- O Home Office anunciou mudanças em Inglaterra e no País de Gales com metas nacionais de tempo de resposta a emergências e de satisfação das vítimas.
- As metas serão divulgadas em um painel público, permitindo comparação entre áreas e possíveis classificações por força.
- O governo poderá intervir diretamente nas forças, enviando equipes de outra força quando necessário e destituindo chefes de polícia.
- A reforma prevê reduzir o número de forças locais, com uma comissão propondo fusões entre doze e quinze forças; as mudanças devem ocorrer até 2028.
- O custo estimado é de £ 500 milhões em três anos, com expectativa de recuperação por meio de economias.
Os planos anunciados pelo governo visam reformar a atuação policial em Inglaterra e País de Gales, com metas novas para combater o crime e maior transparência sobre o desempenho das forças. O anúncio, programado para esta segunda-feira, é apresentado pela secretária de Interior, Shabana Mahmood, como as mudanças mais significativas em duas décadas.
Entre as medidas, estão metas para o tempo de resposta a emergências, satisfação das vítimas com o atendimento e confiança pública nas forças locais. Os resultados deverão ser disponibilizados em um painel público para comparação entre regiões.

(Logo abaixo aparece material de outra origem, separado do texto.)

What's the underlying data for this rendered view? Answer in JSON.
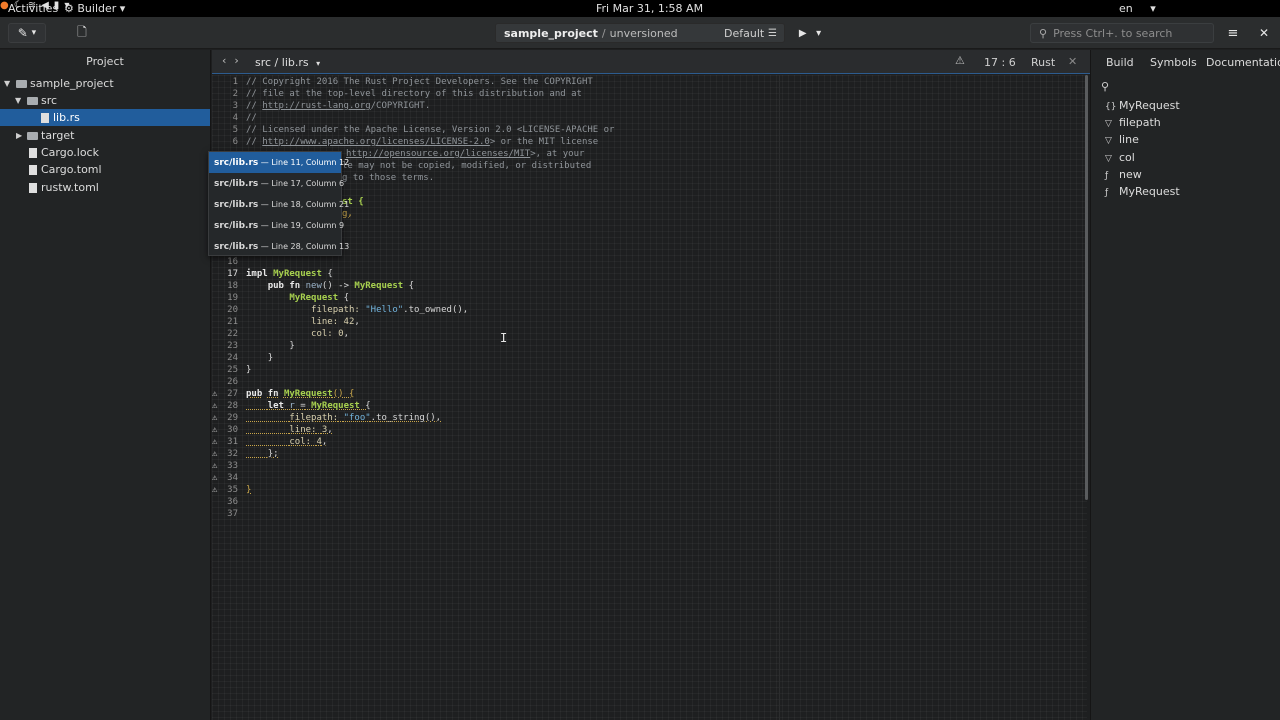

Novo modelo de fiscalização
O governo pretende estabelecer metas nacionais para orientar as polícias e, caso o desempenho seja ruim, tomar medidas diretas de intervenção. Em casos de fraca atuação, equipes especiais poderão ser deslocadas entre forças para elevar índices de resolução de crimes.
Intervenção e reorganização
A secretária também terá poderes para afastar chefes de polícia considerados ineficazes. O conteúdo da reforma prevê centralizar parte da supervisão, com o objetivo de tornar as forças mais responsivas às prioridades nacionais. O modelo atual, de responsabilização local, será mantido apenas de forma limitada.
Custos e implementação
A iniciativa está prevista com custo estimado de 500 milhões de libras em três anos. Representantes das forças policiais que apoiam a proposta acreditam que os investimentos devem se reverter em economias futuras por meio de ganhos de eficiência e redução de crimes.
Contexto institucional
Desde 2011, a gestão policial ficou predominantemente local, com comissões de polícia e crime escolhidas democraticamente, chefes operando sob autonomia e o governo central com poderes limitados. Pela reforma, as comissões devem ser extintas até 2028.
Mudanças previstas para o desenho das forças
A proposta também prevê uma redução no número de forças locais, com uma comissão independente avaliando fusões entre unidades. Especialistas apontam que o tamanho das forças não determina, por si só, a eficácia, e destacam riscos de incentivos inadequados caso haja classificação por desempenho.
Reações no setor
Alguns chefes de polícia elogiam o foco em responsabilização e combate ao crime, enquanto outros alertam para possíveis distorções, como prioridades definidas por tabelas de desempenho em detrimento da qualidade do serviço prestado. A implementação completa ainda não tem data definida, e há ressalvas sobre possíveis impactos culturais e locais.